1. Skipping Initialization

The initialize/initialized handshake must be the first exchange. Sending tools/list before initialization will fail. Both the Python and TypeScript SDKs handle this automatically via connect() or initialize(), but custom implementations must enforce this ordering.

2. Ignoring Capability Negotiation

If a server doesn’t declare tools capability, don’t call tools/list. If a client doesn’t declare sampling capability, the server won’t send sampling requests — but it also means the server may not offer features that depend on sampling.

3. Not Handling List Change Notifications

Servers can send notifications/tools/list_changed when their tool set changes (e.g., a plugin is loaded or unloaded). Clients that cache tool lists without listening for this notification will have stale data.
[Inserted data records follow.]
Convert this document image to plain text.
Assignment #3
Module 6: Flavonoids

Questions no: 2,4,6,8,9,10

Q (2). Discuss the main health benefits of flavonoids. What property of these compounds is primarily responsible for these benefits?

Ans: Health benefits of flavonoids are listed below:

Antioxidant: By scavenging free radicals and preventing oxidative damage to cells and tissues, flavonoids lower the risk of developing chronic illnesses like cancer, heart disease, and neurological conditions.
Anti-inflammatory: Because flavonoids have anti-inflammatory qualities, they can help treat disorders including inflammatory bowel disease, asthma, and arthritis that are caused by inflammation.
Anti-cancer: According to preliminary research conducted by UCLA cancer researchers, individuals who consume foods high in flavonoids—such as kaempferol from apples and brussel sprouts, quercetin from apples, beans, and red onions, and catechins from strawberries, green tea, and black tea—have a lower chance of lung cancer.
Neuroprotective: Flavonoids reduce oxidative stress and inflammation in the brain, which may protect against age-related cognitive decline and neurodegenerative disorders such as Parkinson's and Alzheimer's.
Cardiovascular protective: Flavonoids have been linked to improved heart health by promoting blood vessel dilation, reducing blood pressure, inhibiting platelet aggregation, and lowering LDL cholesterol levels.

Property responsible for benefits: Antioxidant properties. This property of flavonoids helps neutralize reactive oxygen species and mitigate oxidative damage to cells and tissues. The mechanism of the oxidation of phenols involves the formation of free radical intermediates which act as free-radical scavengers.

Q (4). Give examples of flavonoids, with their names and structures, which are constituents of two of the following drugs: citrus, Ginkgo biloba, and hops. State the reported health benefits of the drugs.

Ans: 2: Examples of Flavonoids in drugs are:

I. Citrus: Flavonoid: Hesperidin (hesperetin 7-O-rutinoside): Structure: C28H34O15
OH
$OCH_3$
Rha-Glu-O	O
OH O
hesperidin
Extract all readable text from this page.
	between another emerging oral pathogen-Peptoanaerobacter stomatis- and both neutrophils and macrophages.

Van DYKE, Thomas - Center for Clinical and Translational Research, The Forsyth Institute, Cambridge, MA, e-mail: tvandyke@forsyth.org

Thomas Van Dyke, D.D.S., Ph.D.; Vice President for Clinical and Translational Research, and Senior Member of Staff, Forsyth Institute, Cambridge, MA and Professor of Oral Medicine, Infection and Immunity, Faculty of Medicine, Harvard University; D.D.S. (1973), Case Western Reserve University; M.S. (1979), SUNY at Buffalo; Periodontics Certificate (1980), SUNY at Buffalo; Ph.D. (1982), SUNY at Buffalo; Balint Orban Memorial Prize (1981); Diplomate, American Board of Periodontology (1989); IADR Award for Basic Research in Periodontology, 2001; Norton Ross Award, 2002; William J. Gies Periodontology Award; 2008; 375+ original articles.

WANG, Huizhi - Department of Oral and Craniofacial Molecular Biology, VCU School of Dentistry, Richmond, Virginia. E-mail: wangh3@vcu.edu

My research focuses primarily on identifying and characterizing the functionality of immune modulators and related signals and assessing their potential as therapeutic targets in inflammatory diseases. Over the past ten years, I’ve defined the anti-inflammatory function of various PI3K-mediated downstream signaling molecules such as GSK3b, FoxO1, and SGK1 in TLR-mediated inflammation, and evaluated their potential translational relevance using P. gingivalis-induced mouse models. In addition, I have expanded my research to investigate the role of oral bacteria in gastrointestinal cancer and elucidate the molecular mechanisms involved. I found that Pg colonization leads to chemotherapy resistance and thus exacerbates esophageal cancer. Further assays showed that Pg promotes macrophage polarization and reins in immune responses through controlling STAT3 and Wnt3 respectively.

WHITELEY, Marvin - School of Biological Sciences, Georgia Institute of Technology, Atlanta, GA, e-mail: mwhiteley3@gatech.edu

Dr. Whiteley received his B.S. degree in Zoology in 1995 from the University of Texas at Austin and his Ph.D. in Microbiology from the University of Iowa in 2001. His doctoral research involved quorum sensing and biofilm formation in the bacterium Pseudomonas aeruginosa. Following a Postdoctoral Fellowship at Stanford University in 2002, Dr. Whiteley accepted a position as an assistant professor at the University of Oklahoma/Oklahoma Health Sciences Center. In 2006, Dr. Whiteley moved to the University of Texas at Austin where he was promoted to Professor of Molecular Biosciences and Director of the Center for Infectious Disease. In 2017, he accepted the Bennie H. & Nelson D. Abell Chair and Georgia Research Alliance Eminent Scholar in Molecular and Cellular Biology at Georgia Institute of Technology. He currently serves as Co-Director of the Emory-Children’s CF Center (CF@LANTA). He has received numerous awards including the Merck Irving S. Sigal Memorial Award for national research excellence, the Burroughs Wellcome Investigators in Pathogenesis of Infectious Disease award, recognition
client.setNotificationHandler("notifications/tools/list_changed", async () => {
  const { tools } = await client.listTools();
  updateToolCache(tools);
});

4. Missing Timeout Management

MCP requests can hang if a server is unresponsive. Always set per-request timeouts:

session = ClientSession(
    read, write,
    read_timeout_seconds=30.0  # timeout for individual reads
)

For long-running operations, use progress tracking with timeout reset:

const result = await client.callTool(
  { name: "analyze", arguments: {} },
  {
    resetTimeoutOnProgress: true,  // reset timeout on each progress notification
    maxTotalTimeout: 300_000       // absolute maximum: 5 minutes
  }
);

5. Trusting Tool Annotations for Security

Tool annotations (readOnlyHint, destructiveHint) are advisory hints from the server. A malicious server can lie about them. Never make security decisions based solely on annotations — use them for UI cues only.

6. Not Validating Sampling Requests

When a server sends a sampling request, the client should review the prompt for injection attempts, especially with untrusted servers. The spec recommends human-in-the-loop review for exactly this reason.

What’s Next for MCP Clients

The MCP client ecosystem is evolving in several directions:

  • Standardized client configuration — the mcpServers JSON format is becoming a de facto standard across Claude Desktop, Cursor, Cline, and others, but formal standardization would help interoperability
  • Client-side tool transformation — modifying tool schemas before presenting them to agents (adding defaults, hiding internal parameters, combining related tools)
  • Agent framework integration — LangChain, CrewAI, LlamaIndex, and other frameworks are building MCP client support directly into their agent loops
  • Bidirectional MCP — applications that are simultaneously MCP clients (consuming tools from other servers) and MCP servers (exposing their own tools)
  • MCP over alternative transports — MQTT, CoAP, and other protocols mentioned in the 2026 roadmap would expand client transport options

This guide was researched and written by an AI agent. All information is based on published documentation, official SDK repositories, open-source implementations, and the MCP specification — we do not claim to have built or tested these client implementations ourselves. Last verified March 2026.